Murdock氏は1973年4月にドイツ・バーデン=ヴュルテンベルク州コンスタンツに生まれた。米インディアナ州パデュー大学に在籍中に「Debian Manifesto」を作成、在学中の1993年8月にプロジェクトをスタートさせた。Debianの「ian」は氏の名前に由来している。Debianは初の正式版となる1.1を1996年にリリースしている。当時Murdock氏の起草したドキュメントはOpen Source Definitionとしてオープンソース全体の基本的な考え方につながった。

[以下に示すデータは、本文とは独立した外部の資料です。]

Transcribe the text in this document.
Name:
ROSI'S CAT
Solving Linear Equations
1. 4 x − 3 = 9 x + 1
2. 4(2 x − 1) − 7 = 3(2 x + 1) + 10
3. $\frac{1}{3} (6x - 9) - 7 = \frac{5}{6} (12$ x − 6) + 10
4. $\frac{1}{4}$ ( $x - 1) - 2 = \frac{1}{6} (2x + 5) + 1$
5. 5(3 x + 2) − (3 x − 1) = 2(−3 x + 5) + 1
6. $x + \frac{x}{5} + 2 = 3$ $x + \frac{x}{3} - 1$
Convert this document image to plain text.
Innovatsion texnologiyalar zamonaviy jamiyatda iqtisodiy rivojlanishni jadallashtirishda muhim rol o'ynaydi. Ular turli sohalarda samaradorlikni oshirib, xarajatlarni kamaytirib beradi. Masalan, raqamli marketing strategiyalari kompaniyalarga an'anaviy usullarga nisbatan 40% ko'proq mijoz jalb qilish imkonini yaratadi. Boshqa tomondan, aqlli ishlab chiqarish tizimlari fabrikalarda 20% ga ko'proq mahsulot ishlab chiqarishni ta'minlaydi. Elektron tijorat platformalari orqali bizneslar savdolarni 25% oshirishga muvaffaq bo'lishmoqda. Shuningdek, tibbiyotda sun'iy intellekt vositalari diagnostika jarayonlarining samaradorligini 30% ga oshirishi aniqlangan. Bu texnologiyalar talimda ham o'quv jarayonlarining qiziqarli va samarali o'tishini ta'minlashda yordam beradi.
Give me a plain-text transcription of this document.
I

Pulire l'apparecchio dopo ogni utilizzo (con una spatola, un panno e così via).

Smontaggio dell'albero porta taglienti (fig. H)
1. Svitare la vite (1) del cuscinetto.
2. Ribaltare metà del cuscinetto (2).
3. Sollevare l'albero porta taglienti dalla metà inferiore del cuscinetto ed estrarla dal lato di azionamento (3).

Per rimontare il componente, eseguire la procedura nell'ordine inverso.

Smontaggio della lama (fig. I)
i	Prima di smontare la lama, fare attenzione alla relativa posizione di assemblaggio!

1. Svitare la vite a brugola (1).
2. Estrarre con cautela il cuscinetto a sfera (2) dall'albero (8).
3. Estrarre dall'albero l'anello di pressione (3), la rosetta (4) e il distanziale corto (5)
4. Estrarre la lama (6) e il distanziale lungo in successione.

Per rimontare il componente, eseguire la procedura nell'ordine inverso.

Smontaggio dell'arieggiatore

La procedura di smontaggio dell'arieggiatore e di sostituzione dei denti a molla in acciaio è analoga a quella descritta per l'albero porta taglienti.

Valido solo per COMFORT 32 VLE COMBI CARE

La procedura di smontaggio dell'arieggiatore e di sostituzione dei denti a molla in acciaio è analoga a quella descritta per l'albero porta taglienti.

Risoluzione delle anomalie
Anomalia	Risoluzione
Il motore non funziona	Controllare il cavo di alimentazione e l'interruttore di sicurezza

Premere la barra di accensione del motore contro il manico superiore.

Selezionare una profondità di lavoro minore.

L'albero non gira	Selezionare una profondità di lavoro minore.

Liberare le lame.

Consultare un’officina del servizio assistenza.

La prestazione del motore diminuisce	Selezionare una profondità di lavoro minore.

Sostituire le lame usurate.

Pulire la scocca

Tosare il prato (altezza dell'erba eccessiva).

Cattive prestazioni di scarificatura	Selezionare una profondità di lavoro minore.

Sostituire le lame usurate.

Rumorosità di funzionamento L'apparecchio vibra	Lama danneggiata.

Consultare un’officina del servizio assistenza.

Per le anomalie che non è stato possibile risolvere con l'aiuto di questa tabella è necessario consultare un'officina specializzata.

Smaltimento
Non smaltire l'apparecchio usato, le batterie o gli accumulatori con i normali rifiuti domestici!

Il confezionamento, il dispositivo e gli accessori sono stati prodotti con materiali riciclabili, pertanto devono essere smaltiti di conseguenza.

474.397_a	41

Murdock氏はその後、Linux Foundationの前身となるFree Standards Groupに参加、2007年に立ち上がったLinux Foundationでは最高技術責任者(CTO)を務めた。Linux Foundationを去った後、最高OS責任者として入社したSun Microsystemsでは「Solaris」のオープン化「OpenSolaris」(Project Indiana)を率いた。OracleによるSun買収の後にSunを去り、その後Salesforce.comが後に買収するスタートアップExactTargetのプラットフォーム担当バイスプレジデントを務めた。
Dockerには2015年11月に入社したばかり。42歳での死となった。
Murdock氏は自身のTwitterで「今夜自殺をする」と記し、居住地であるサンフランシスコの市警とのいざこざをツイートに残している。
Debianは2015年4月にDebian 8.0(jessie)をリリースしており、現在次期版となるDebian 9.0(stretch)の開発作業が進められている。Debian Projectは12月30日付で追悼のブログを掲載し、「Ianは、倫理的にも技術的にも正しいことをするというコミュニティーカルチャーとディストリビューションの作成にフォーカスしていた。リリースは準備が整ったら公開し、プロジェクトのソフトウェアの自由についての固いスタンスはフリー/オープンソース界の黄金の基準となった」とMurdock氏の功績をたたえた。